In the last few years, the Treatment Action Campaign (TAC) has received an ever-increasing number of reports of medicine stock-outs, absent emergency medical services, long waiting times at clinics, health-care worker negligence, broken equipment, and poor quality facilities, to mention a few. These reports point to a provincial health-care system that is failing the people it is meant to serve. It points to a health-care system that has collapsed. “According to Section 27 of the Constitution this is a gross violation of human rights,” states TAC General Secretary, Anele Yawa. “One wonders, how can you allow such to happen under the government of the people?”

The People’s Commission of Inquiry was held to investigate these reports and expose the truth of the situation in the Free State. The inquiry was presided over by an independent group of commissioners including Thembeka Gwagwa, Bishop Paul Verryn and Thokozile Madonko.
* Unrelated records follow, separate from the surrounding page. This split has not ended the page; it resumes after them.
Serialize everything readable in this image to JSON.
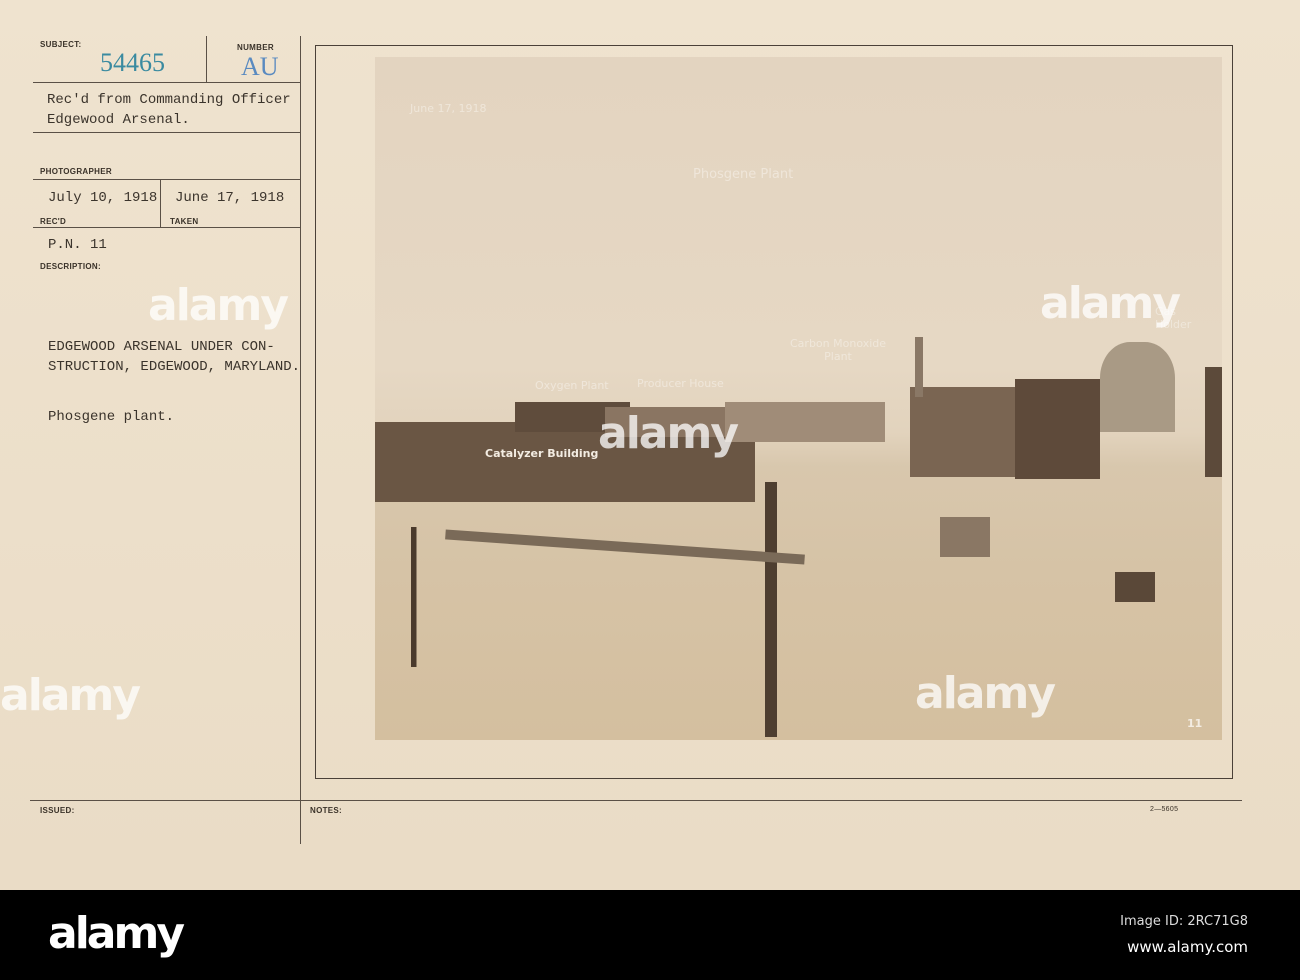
{
  "card": {
    "subject_label": "SUBJECT:",
    "subject_number": "54465",
    "number_label": "NUMBER",
    "number_value": "AU",
    "received_from": "Rec'd from Commanding Officer",
    "received_from_line2": "Edgewood Arsenal.",
    "photographer_label": "PHOTOGRAPHER",
    "recd_date": "July 10, 1918",
    "taken_date": "June 17, 1918",
    "recd_label": "REC'D",
    "taken_label": "TAKEN",
    "pn": "P.N. 11",
    "description_label": "DESCRIPTION:",
    "description_line1": "EDGEWOOD ARSENAL UNDER CON-",
    "description_line2": "STRUCTION, EDGEWOOD, MARYLAND.",
    "description_line3": "Phosgene plant.",
    "issued_label": "ISSUED:",
    "notes_label": "NOTES:",
    "form_number": "2—5605"
  },
  "photo": {
    "date_annotation": "June 17, 1918",
    "title_annotation": "Phosgene Plant",
    "catalyzer_label": "Catalyzer Building",
    "oxygen_label": "Oxygen Plant",
    "producer_label": "Producer House",
    "carbon_label": "Carbon Monoxide\nPlant",
    "gas_label": "Gas\nHolder",
    "plate_number": "11"
  },
  "watermark": "alamy",
  "footer": {
    "logo": "alamy",
    "image_id": "Image ID: 2RC71G8",
    "url": "www.alamy.com"
  }
}
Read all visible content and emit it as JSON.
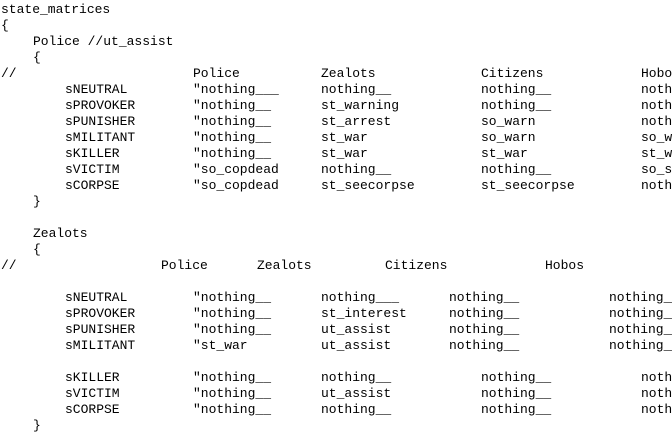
{
  "editor": {
    "lines": [
      {
        "segs": [
          "state_matrices"
        ]
      },
      {
        "segs": [
          "{"
        ]
      },
      {
        "segs": [
          "Police //ut_assist"
        ]
      },
      {
        "segs": [
          "{"
        ]
      },
      {
        "segs": [
          "//",
          "Police",
          "Zealots",
          "Citizens",
          "Hobos"
        ]
      },
      {
        "segs": [
          "sNEUTRAL",
          "\"nothing___",
          "nothing__",
          "nothing__",
          "nothing__"
        ]
      },
      {
        "segs": [
          "sPROVOKER",
          "\"nothing__",
          "st_warning",
          "nothing__",
          "nothing__"
        ]
      },
      {
        "segs": [
          "sPUNISHER",
          "\"nothing__",
          "st_arrest",
          "so_warn",
          "nothing__"
        ]
      },
      {
        "segs": [
          "sMILITANT",
          "\"nothing__",
          "st_war",
          "so_warn",
          "so_warn"
        ]
      },
      {
        "segs": [
          "sKILLER",
          "\"nothing__",
          "st_war",
          "st_war",
          "st_war"
        ]
      },
      {
        "segs": [
          "sVICTIM",
          "\"so_copdead",
          "nothing__",
          "nothing__",
          "so_sad"
        ]
      },
      {
        "segs": [
          "sCORPSE",
          "\"so_copdead",
          "st_seecorpse",
          "st_seecorpse",
          "nothing__"
        ]
      },
      {
        "segs": [
          "}"
        ]
      },
      {
        "segs": [
          "Zealots"
        ]
      },
      {
        "segs": [
          "{"
        ]
      },
      {
        "segs": [
          "//",
          "Police",
          "Zealots",
          "Citizens",
          "Hobos"
        ]
      },
      {
        "segs": [
          "sNEUTRAL",
          "\"nothing__",
          "nothing___",
          "nothing__",
          "nothing__"
        ]
      },
      {
        "segs": [
          "sPROVOKER",
          "\"nothing__",
          "st_interest",
          "nothing__",
          "nothing__"
        ]
      },
      {
        "segs": [
          "sPUNISHER",
          "\"nothing__",
          "ut_assist",
          "nothing__",
          "nothing__"
        ]
      },
      {
        "segs": [
          "sMILITANT",
          "\"st_war",
          "ut_assist",
          "nothing__",
          "nothing__"
        ]
      },
      {
        "segs": [
          "sKILLER",
          "\"nothing__",
          "nothing__",
          "nothing__",
          "nothing__"
        ]
      },
      {
        "segs": [
          "sVICTIM",
          "\"nothing__",
          "ut_assist",
          "nothing__",
          "nothing__"
        ]
      },
      {
        "segs": [
          "sCORPSE",
          "\"nothing__",
          "nothing__",
          "nothing__",
          "nothing__"
        ]
      },
      {
        "segs": [
          "}"
        ]
      }
    ]
  }
}
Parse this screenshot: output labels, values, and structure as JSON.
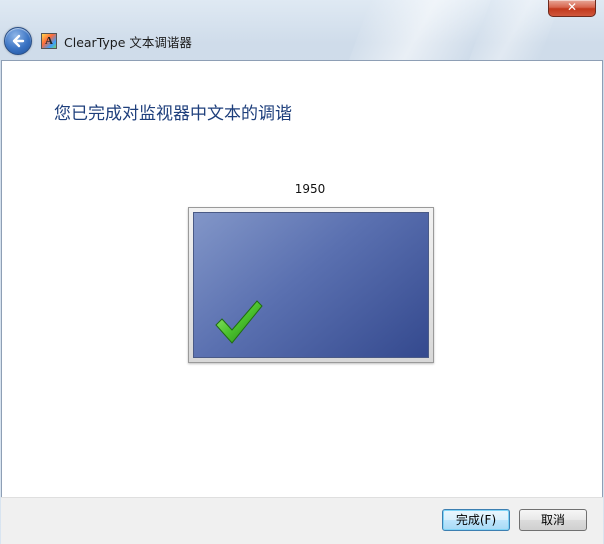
{
  "window": {
    "title": "ClearType 文本调谐器",
    "close_label": "✕"
  },
  "icons": {
    "back": "back-arrow-icon",
    "app": "cleartype-app-icon",
    "app_glyph": "A",
    "check": "checkmark-icon"
  },
  "main": {
    "heading": "您已完成对监视器中文本的调谐",
    "monitor_label": "1950"
  },
  "footer": {
    "finish_label": "完成(F)",
    "cancel_label": "取消"
  },
  "colors": {
    "heading": "#1e3f7c",
    "screen_start": "#8296c8",
    "screen_end": "#34498e",
    "check": "#3fae2a"
  }
}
Representatives from government, civil society, and the media came to hear the voices of people such as Betty and Amelia – people who rely on the public health-care system to survive.

It was not without disruption. Around 80 school children arrived on the first day in two buses in an apparent attempt to disturb proceedings. Not long after a man from the audience, identified as “Tebogo”, stood up to demand that the Free State Health Department be able to respond to each and every testimony. “TAC is not the biggest organisation in South Africa. You are not the Public Protector or the Human Rights Commission. You must give the government the right to answer,” he says. Despite explaining that the department had been extended the opportunity to respond at the end of each day, he continued, deliberately causing an ongoing disruption. During the commotion the entire Free State delegation left on account of “fearing their personal safety”. Despite these challenges and a few further phone calls from the crime and intelligence unit, the proceedings managed to continue, and the important testimonies were heard without any further problems.

Currently the commission is finalising a report that will outline their findings from the inquiry, as well as offer solutions to reverse the collapse of the health-care system. On 10 November the commission will host an open dialogue to address these issues effectively. An invitation will be extended to the Free State Department of Health, as well as many other stakeholders, to engage in this dialogue process and work together with the commission to turn the problems in the Free State around. “Health issues are political issues and they need political intervention. As activists we are not scared to speak truth to power. We know the struggle cry of ‘freedom or death, but victory is certain’,” says Anele Yawa.